University College London professor Philippe Sands focused on arguments that cannot justify the violation of Article 11 by Greece with alleged use of Article 22. Greece without any basis relies on this article in an attempt to justify the blocking of Macedonia's NATO accession taking into consideration that it protects country's rights as a member of the Alliance and its obligations stemming from the membership. Article 22 fails to define rights and obligations of the signatories of the interim accord, instead it refers to third parties, because it would dispute the existence of Article 11," says Sands.

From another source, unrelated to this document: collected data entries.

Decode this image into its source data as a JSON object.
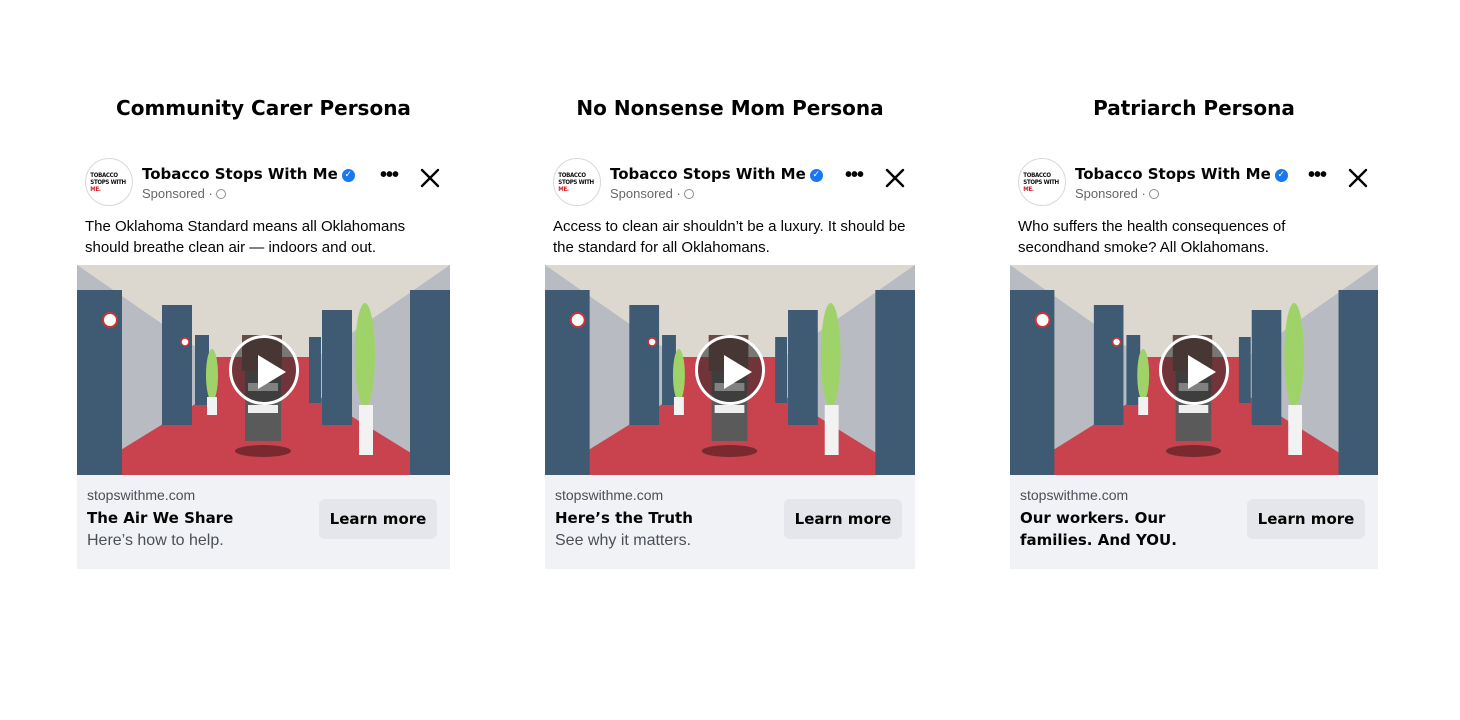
{
  "ads": [
    {
      "persona": "Community Carer Persona",
      "page_name": "Tobacco Stops With Me",
      "sponsored": "Sponsored ·",
      "body_text": "The Oklahoma Standard means all Oklahomans should breathe clean air — indoors and out.",
      "domain": "stopswithme.com",
      "headline": "The Air We Share",
      "description": "Here’s how to help.",
      "cta": "Learn more",
      "logo_line1": "TOBACCO",
      "logo_line2": "STOPS WITH",
      "logo_line3": "ME."
    },
    {
      "persona": "No Nonsense Mom Persona",
      "page_name": "Tobacco Stops With Me",
      "sponsored": "Sponsored ·",
      "body_text": "Access to clean air shouldn’t be a luxury. It should be the standard for all Oklahomans.",
      "domain": "stopswithme.com",
      "headline": "Here’s the Truth",
      "description": "See why it matters.",
      "cta": "Learn more",
      "logo_line1": "TOBACCO",
      "logo_line2": "STOPS WITH",
      "logo_line3": "ME."
    },
    {
      "persona": "Patriarch Persona",
      "page_name": "Tobacco Stops With Me",
      "sponsored": "Sponsored ·",
      "body_text": "Who suffers the health consequences of secondhand smoke? All Oklahomans.",
      "domain": "stopswithme.com",
      "headline": "Our workers. Our families. And YOU.",
      "description": "",
      "cta": "Learn more",
      "logo_line1": "TOBACCO",
      "logo_line2": "STOPS WITH",
      "logo_line3": "ME."
    }
  ],
  "colors": {
    "verified_badge": "#1877f2",
    "carpet": "#c9434f",
    "doors": "#3f5b74",
    "footer_bg": "#f0f2f5"
  },
  "icons": [
    "verified-badge-icon",
    "globe-icon",
    "more-options-icon",
    "close-icon",
    "play-icon"
  ]
}
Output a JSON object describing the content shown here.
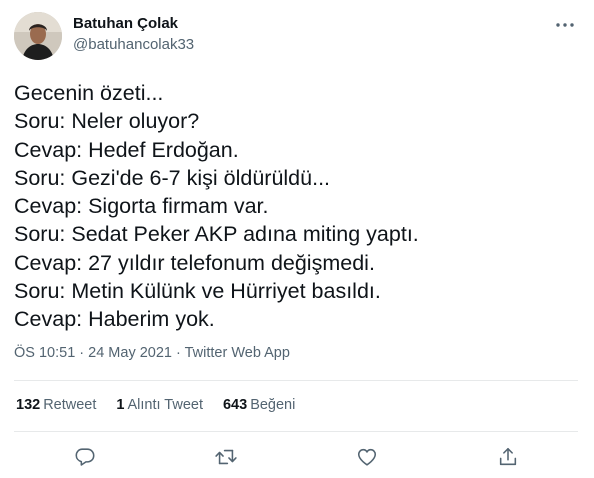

"I've told everyone, in every possible way that the failure in settling the name row will hamper their invitation. Skopje will become a member of NATO after solving the name issue", said Sands citing a statement by Greece's then premier Kostas Karamnlis after the Bucharest summit, in which he fell short of presenting any legal arguments to back Athens' decision.

Sorbonne professor Geneviève Bastid–Burdeau, who is also part of the Macedonian team, closed today's public hearing. Speaking in favor of Macedonia's arguments on the lawsuit against Greece for breaching the Article 11 of the interim agreement, she focused on the document's benefit for the both countries and how significant it would be to the plaintiff for the court to establish that the mentioned article has been breached.

"The Article 11 has enabled Macedonia to join many international organizations, putting an end to the country’s international isolation," Bastid–Burdeau said.

Two verdicts are being required from the Court, the first one to establish Greece's breaching of the Interim Accord and the second one to order the country to not repeat same attitude when Macedonia will once again apply for NATO membership. For this purpose Greece should inform the Alliance members that it no longer stands against Macedonia's (membership) application under the interim reference.

"Greece's counterarguments that Macedonia is the one to breach the Interim Accord are ungrounded, as if it had been the case Greece wouldn't have to wait until now but could have filed a lawsuit earlier," the French law expert said.

On Monday, Foreign Minister and Macedonia's representative before ICJ Antonio Milososki at the first hearing said the case was simple and clear and that 'accords must be respected'.

Milososki was present at Tuesday's hearing in the Hague court as well as Greek Ambassador to Macedonia, Alexandra Papadopoulou.

Greece will present its counter arguments to the Macedonia's suit before ICJ on March 24-25.